LA MORRA, IL TOCCO, IL SOTTO E PADRONE, Erano :GIOCHI PROIBITI “nei locali autorizzati a intrattenimento e, in particolare la “MORRA” era derivata dai passatempi dei carcerati e dei marinai che potevano giocarci senza dadi o carte (strumenti che venivano puntualmente sequestrati e diventavano prova in processo di un eventuale infrazione al rigido divieto del gioco d’azzardo che aveva conseguenze disciplinari e anche penali). Saper giocare il semplice gioco del “sasso e della mano ” che richiede velocità e prontezza ma anche rispetto per le regole, voleva dire sapere se si manteneva la prontezza dei riflessi indispensabile per essere leader ovvero :”guappo” . La risaputa e dimostrata perizia nel gioco e nel non farsi scorgere da chi osservava da fuori, poteva anche significare che non si aveva a che fare con una spia del potere. Non per niente , il nome della più spietata organizzazione criminale, che mantiene i riti di iniziazione e selezione dei suoi adepti, proviene dal banale gioco tipico di osterie e carceri : “CA-MORRA”.
IL TOCCO ” era la banale “conta ” che, come gli altri giochi di pura casualità dove l’abilità era molto relativa, poteva generare facilmente malcontento e , in presenza di contese non permetteva la verifica della regolarità.
Il proibizionismo è stato però sempre, paradossalmente, un occasione di propaganda e così succedeva che questi giochi venivano fatti nel chiuso dei locali magari destinati a deposito di botti e bottiglie dove la posta poteva essere il consumo del contenuto di questi recipienti e tenuto conto che i controlli erano, opportunamente bonari.
Il gioco dei “ruoli” del “SOTTO E PADRONE “, aveva un fascino particolare poiché stabiliva i ruoli ma anche li metteva in discussione e le regole semplici richiamavano al rispetto degli stessi ruoli di comando e di obbedienza.
Capitava talvolta che colui che nel consesso sociale subiva l’autorità, reclamasse e gestisse il ruolo del “padrone” e così riscattava la frustrazione subita o poteva succeder il contrario e il “leader” poteva dimostrare che non portava rancore se in un gioco subiva.
Poteva capitare che un partecipante fosse costretto all’astinenza totale pur dovendo pagare tutta la bevuta dei cinque sei avventori e poteva pur sempre succedere che si era costretti a bere e a dimostrare i propri limiti di sopportazione. Non mi riesce ad analizzare i contenuti di queste pantomime e non ne conosco tante regole (magari qualche paziente lettore può suggerire ), Posso però serenamente testimoniare che il modo di stare e sopportare il divertimento del gruppo che poi era disposto a “stare al gioco ” equivale va alla stima e all’affidamento riconosciuto a chi veniva descritto come “ASSIGNITO ” ovvero Persona che sa sopportare il vino o la privazione .

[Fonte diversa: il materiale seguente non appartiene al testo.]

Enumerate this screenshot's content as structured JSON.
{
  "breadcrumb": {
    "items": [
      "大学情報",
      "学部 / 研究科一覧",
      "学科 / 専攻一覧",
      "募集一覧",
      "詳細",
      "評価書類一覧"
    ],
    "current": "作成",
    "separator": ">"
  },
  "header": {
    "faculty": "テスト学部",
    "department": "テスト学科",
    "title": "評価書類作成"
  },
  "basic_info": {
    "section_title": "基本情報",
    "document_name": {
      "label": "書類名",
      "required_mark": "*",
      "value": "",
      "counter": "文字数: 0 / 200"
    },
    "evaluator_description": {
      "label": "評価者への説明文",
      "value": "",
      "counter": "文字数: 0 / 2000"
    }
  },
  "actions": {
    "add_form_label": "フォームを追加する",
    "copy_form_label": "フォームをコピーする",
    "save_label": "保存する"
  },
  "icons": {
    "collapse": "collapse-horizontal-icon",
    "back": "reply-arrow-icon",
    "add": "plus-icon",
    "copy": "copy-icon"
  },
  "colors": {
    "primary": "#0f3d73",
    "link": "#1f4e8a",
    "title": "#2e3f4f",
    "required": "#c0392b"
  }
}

I permalosi, i tignosi, i litigiosi o coloro che non tenevano il vino erano snobbati e allontanati dalle regole del gruppo che poteva essere anche di lavoro.
Un occasione quindi per rimanere bambini fra i grandi in un luogo che viveva nella realtà sfruttando fantasia e fanciullezza ma con cipiglio da adulti.
Fatti, usanze e personaggi insomma non più attuali ma, mi sia consentito, quando vedo un mio coetaneo con i pantaloni strappati per moda e per imitare i vezzi dei figli, quando sento storie di rovina dovute alle ludopatie, talvolta rimpiango quei personaggi che sceglievano quei luoghi riservati di complicità per saggiare e mostrare i loro reali caratteri e la loro affidabilità con i fatti perché :non c’è cosa più seria del gioco! “.